Bunları Almanya'nın ticaret ve döviz kotaları izledi. Benzer yöntemler--özellikle faşizmin albenisine kapılan--diğer ülkelerde de uygulandı. Ticaret savaşı tam gaz yol almaya başlamıştı.
Burada ilginç olan ABD'nin içe kapanmacı refleksi değil. İlginç (ve bugün bizi ilgilendirebilecek olan), bu refleksin ABD'den ziyade, ABD dışındaki ülkelerde daha önemli ve uzun vadeli sonuçlara neden olması. Ekonomi politikalarını (ve bunun siyasi uzantılarını) çok daha uzun süre boyunca belirlemiş olması.

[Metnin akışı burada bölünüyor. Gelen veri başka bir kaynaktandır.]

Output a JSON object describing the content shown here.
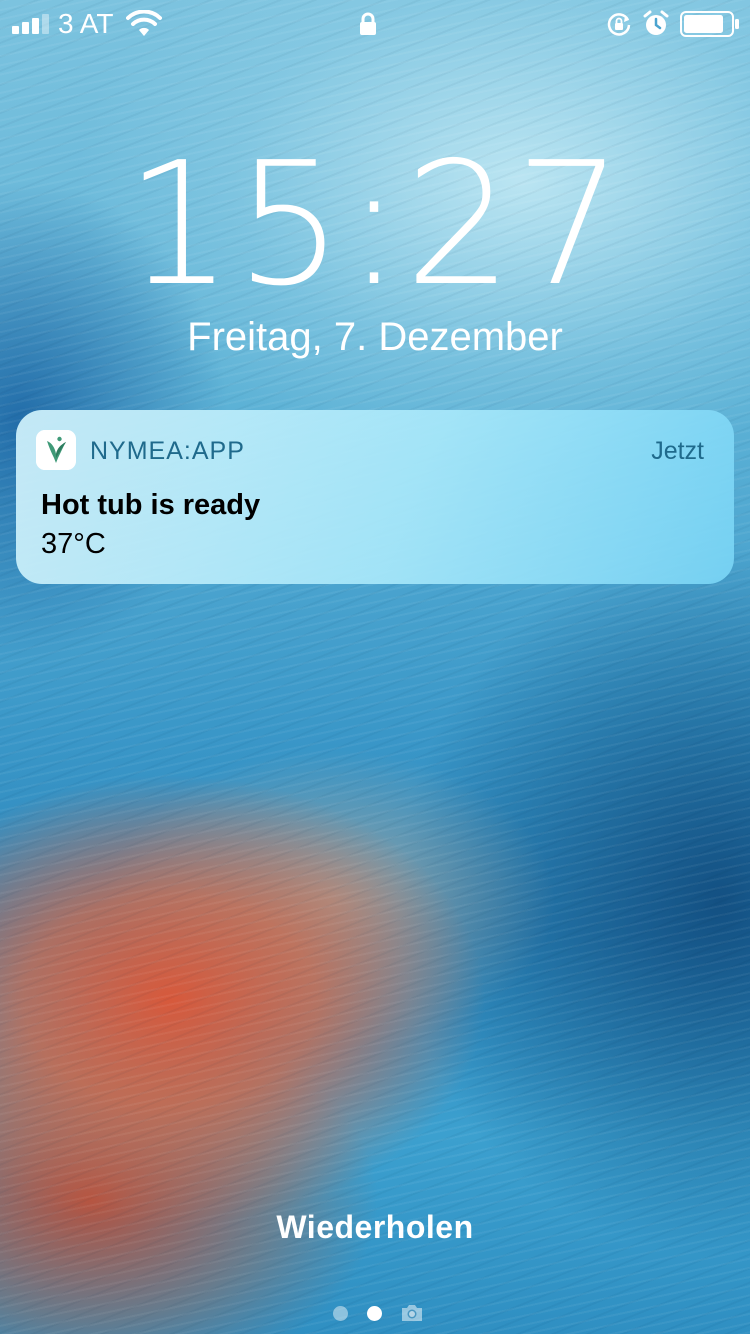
{
  "status_bar": {
    "carrier": "3 AT",
    "signal_bars_active": 3,
    "signal_bars_total": 4,
    "icons": [
      "signal-icon",
      "wifi-icon",
      "lock-icon",
      "rotation-lock-icon",
      "alarm-icon",
      "battery-icon"
    ],
    "battery_level": 0.85
  },
  "lock_screen": {
    "time": "15:27",
    "date": "Freitag, 7. Dezember"
  },
  "notification": {
    "app_name": "NYMEA:APP",
    "timestamp": "Jetzt",
    "title": "Hot tub is ready",
    "body": "37°C",
    "app_icon": "nymea-bird-icon",
    "accent_color": "#1f6a8c"
  },
  "bottom": {
    "hint_label": "Wiederholen",
    "page_indicator": {
      "count": 2,
      "active_index": 1,
      "trailing_icon": "camera-icon"
    }
  }
}
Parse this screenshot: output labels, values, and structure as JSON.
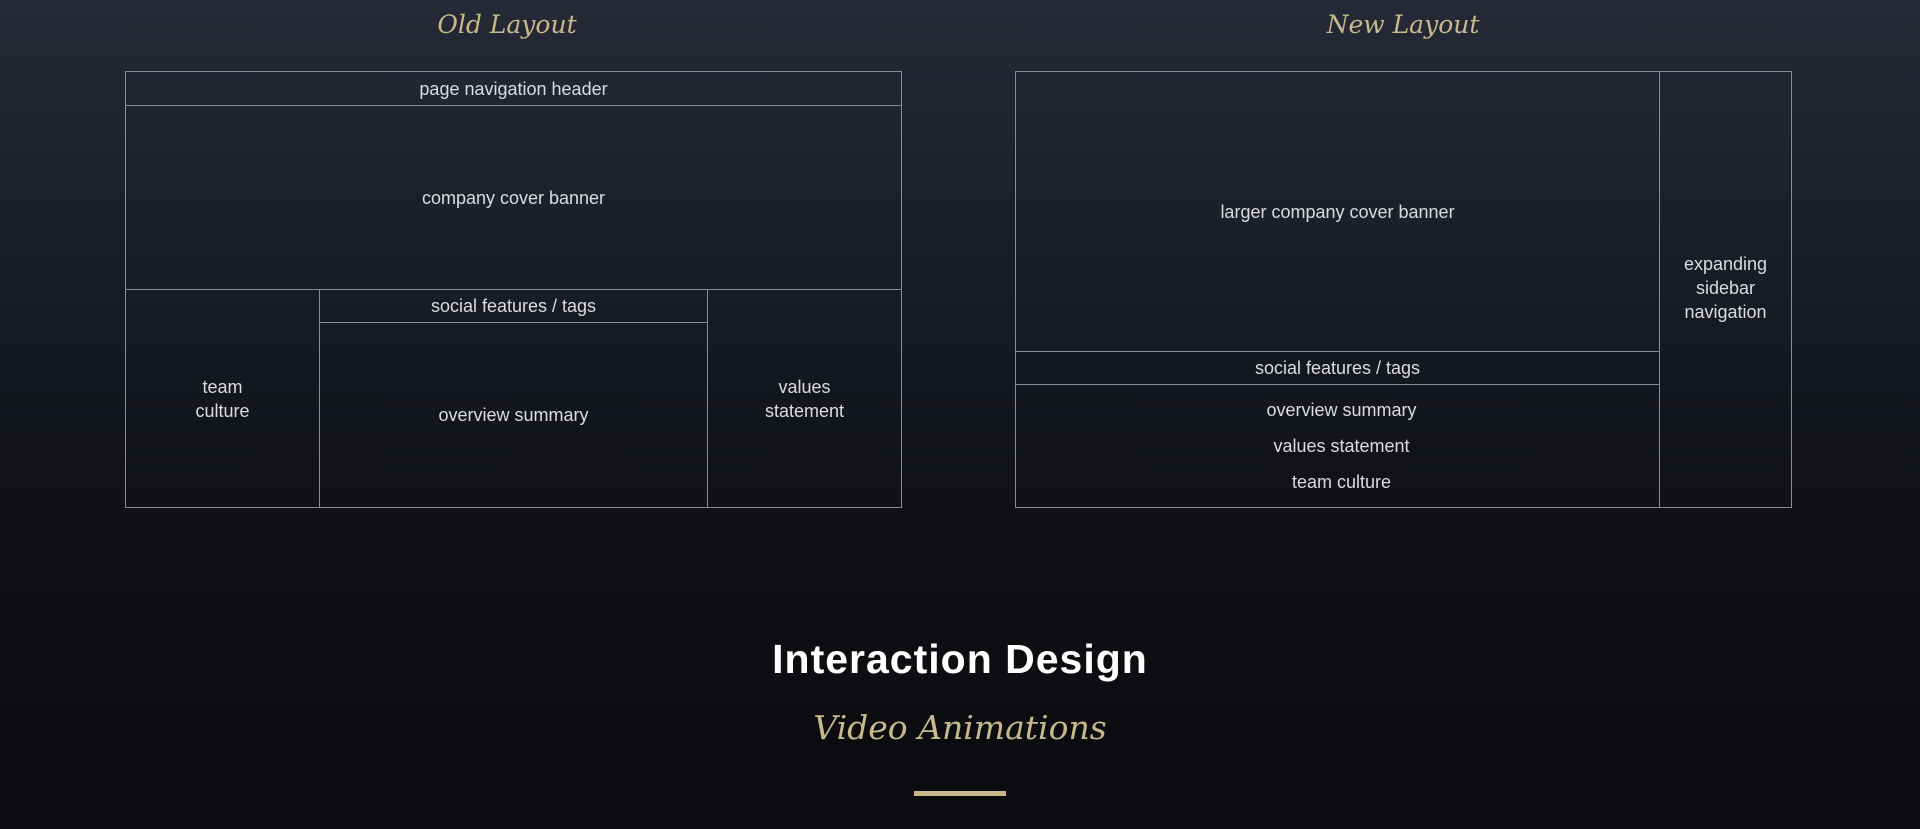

Nitekim, ABD'de sıkı korumacılık dönemi çok uzun sürmedi. 1934'te ABD Kongresi'nden geçen Karşılıklı Ticaret Anlaşmaları Kanunu (Reciprocal Trade Agreements Act) sayesinde ABD, Trump'ın uzun süredir alkışladığı (ve Uluslararası Ticaret Örgütü'yle onun oluşturduğu sisteme yeğlediği) ikili ticaret anlaşmaları imzalamaya başladı.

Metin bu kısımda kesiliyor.